How data is distributed in shards


(Brijesh) #1

Hi, I am new to elasticsearch and just curious to know how data is distributed in multiple shards.
On a single node I have created an index with 2 shards. Node has 60 Gb of disk space and 16 Gb of RAM. I have inserted the data of around 2Gb in the index. This 2Gb data will be equally distributed in both the shards (1Gb each) or entire data will be stored in one shard only?


(Nik Everett) #2

This should explain it.


(Jason Tedor) #3

In general, the data would be roughly equally distributed between the two shards. This is not because we attempt to equally distribute the data, but instead because documents are routed to shards based on hashing the document IDs.

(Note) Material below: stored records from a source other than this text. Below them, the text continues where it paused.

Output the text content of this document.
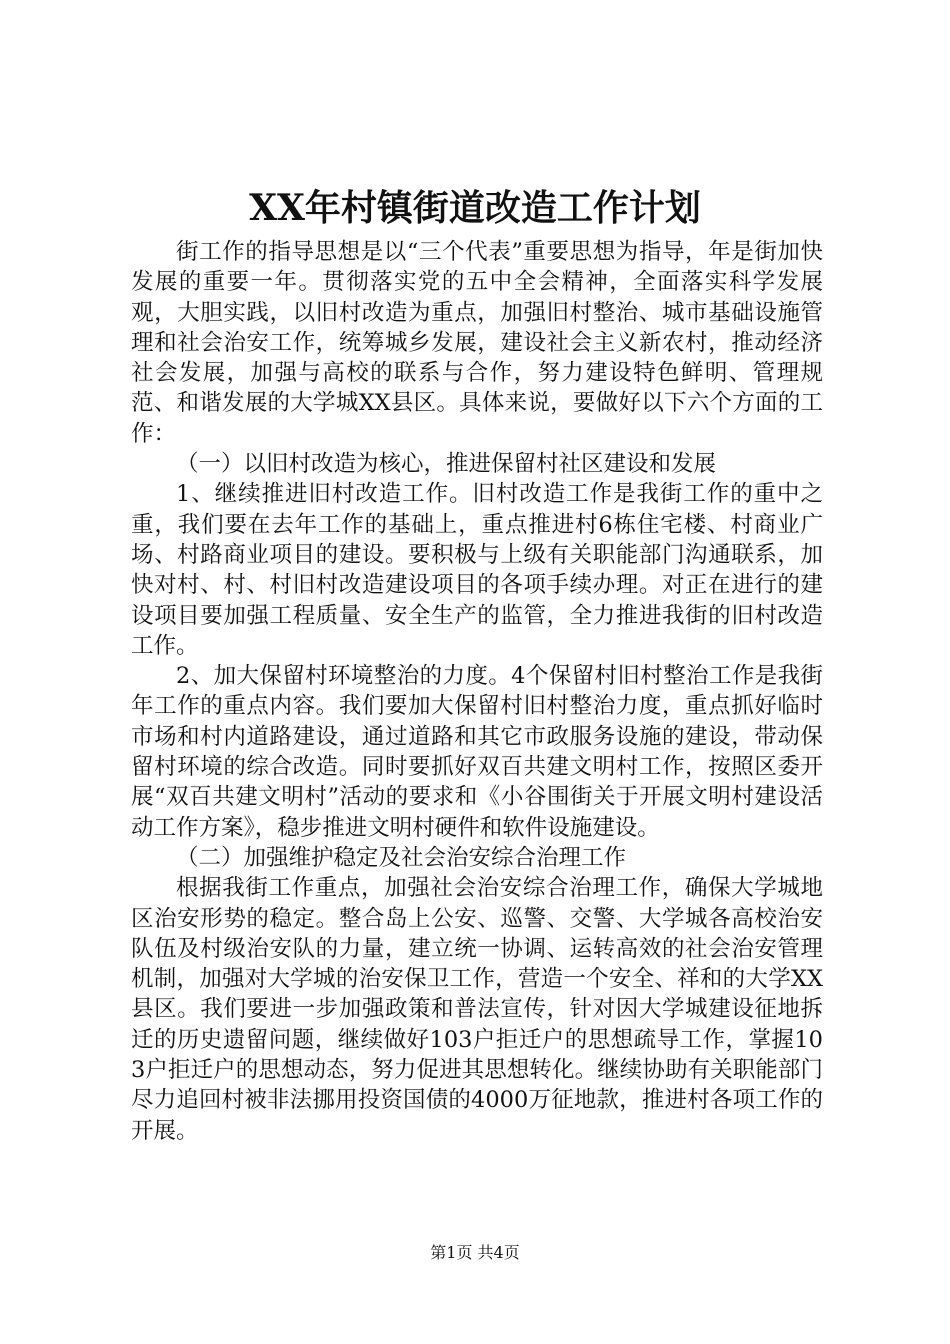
XX年村镇街道改造工作计划

街工作的指导思想是以“三个代表”重要思想为指导，年是街加快发展的重要一年。贯彻落实党的五中全会精神，全面落实科学发展观，大胆实践，以旧村改造为重点，加强旧村整治、城市基础设施管理和社会治安工作，统筹城乡发展，建设社会主义新农村，推动经济社会发展，加强与高校的联系与合作，努力建设特色鲜明、管理规范、和谐发展的大学城XX县区。具体来说，要做好以下六个方面的工作：

（一）以旧村改造为核心，推进保留村社区建设和发展

1、继续推进旧村改造工作。旧村改造工作是我街工作的重中之重，我们要在去年工作的基础上，重点推进村6栋住宅楼、村商业广场、村路商业项目的建设。要积极与上级有关职能部门沟通联系，加快对村、村、村旧村改造建设项目的各项手续办理。对正在进行的建设项目要加强工程质量、安全生产的监管，全力推进我街的旧村改造工作。

2、加大保留村环境整治的力度。4个保留村旧村整治工作是我街年工作的重点内容。我们要加大保留村旧村整治力度，重点抓好临时市场和村内道路建设，通过道路和其它市政服务设施的建设，带动保留村环境的综合改造。同时要抓好双百共建文明村工作，按照区委开展“双百共建文明村”活动的要求和《小谷围街关于开展文明村建设活动工作方案》，稳步推进文明村硬件和软件设施建设。

（二）加强维护稳定及社会治安综合治理工作

根据我街工作重点，加强社会治安综合治理工作，确保大学城地区治安形势的稳定。整合岛上公安、巡警、交警、大学城各高校治安队伍及村级治安队的力量，建立统一协调、运转高效的社会治安管理机制，加强对大学城的治安保卫工作，营造一个安全、祥和的大学XX县区。我们要进一步加强政策和普法宣传，针对因大学城建设征地拆迁的历史遗留问题，继续做好103户拒迁户的思想疏导工作，掌握103户拒迁户的思想动态，努力促进其思想转化。继续协助有关职能部门尽力追回村被非法挪用投资国债的4000万征地款，推进村各项工作的开展。

第1页 共4页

With a good hash function, the data will distribute itself roughly equally (short of a pathological distribution of document IDs). The hash function that we use (murmur3) has good distribution qualities. We use a hash function for routing so that we always know which shard a document is in given the document ID and the number of shards in the index. This is why you can not change the number of shards with the exception of shrinking the number of shards to a divisor of the original number of shards.


(Brijesh) #4

Very well explained. Thanks Jason and Nik.
Just wondering if there is any way to find out size of shards?


(Nik Everett) #5

They are directories on disk that you canls or you can use the
_cat/shards api


(system) #6

This topic was automatically closed 28 days after the last reply. New replies are no longer allowed.